$\lim_{x\to 0}\frac{\tan3x}{\sin2x}$= $\lim_{x\to 0}\frac{\frac{\sin(3x)}{\cos(3x)}}{\sin2x}=\lim_{x\to 0}\frac{\sin3x}{1}\cdot\frac{1}{\cos(3x)}\cdot\frac{1}{\sin(2x)}$
From this point I am lost. I believe I can pull a 3 and 2 out but I am not sure how. Can someone give me detailed instructions for a person in Calculus 1?

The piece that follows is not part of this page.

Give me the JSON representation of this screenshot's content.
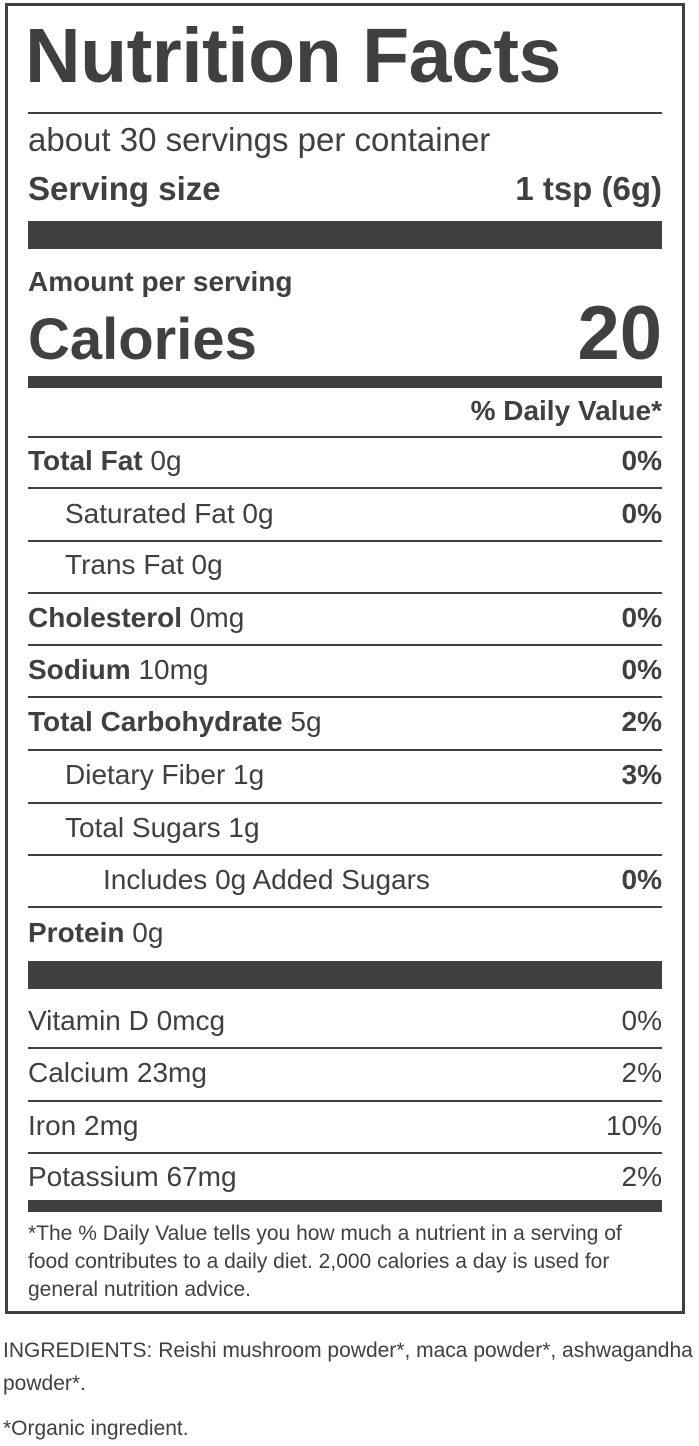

$\lim_{x\to 0}\frac{\tan3x}{\sin2x}=\lim_{x\to 0}\frac{\tan3x}{3x}\frac{2x}{\sin2x}\frac{3x}{2x}=\frac{3}{2}$
or by using L'Hôpital's rule $\lim_{x\to 0}\frac{\tan3x}{\sin2x}=\lim_{x\to 0}\frac{3(1+\tan^2 3x)}{2\cos2x}=\frac{3(1+\tan^2 3(0))}{2\cos2(0)}=\frac{3}{2}$
Hint: $\lim_{x\to 0} \frac{\sin x}{x} = \lim_{x\to 0} \frac{\tan x}{x} = 1$
Rewrite your expression as
$$\frac{\tan 3x}{x} \cdot \frac{x}{\sin 2x} = \frac 32 \cdot \frac{\tan 3x}{3x} \cdot \frac{2x}{\sin 2x}$$
See what to do now?
$$\lim_{x\to 0}\frac{\sin3x}{1}\cdot\frac{1}{\cos(3x)}\cdot\frac{1}{\sin(2x)}$$ $$\lim_{x\to 0}\frac{\sin3x}{3x}\cdot\frac{1}{\cos(3x)}\cdot\frac{3x}{\sin(2x)}$$ $$\lim_{x\to 0}\frac{\sin3x}{3x}\cdot\frac{1}{\cos(3x)}\cdot\frac{\frac{3}{2}2x}{\sin(2x)}$$ $$\lim_{x\to 0}\frac{\sin3x}{3x}\cdot\frac{1}{cos(3x)}\cdot\frac{\frac{3}{2}}{\frac{\sin(2x)}{2x}}$$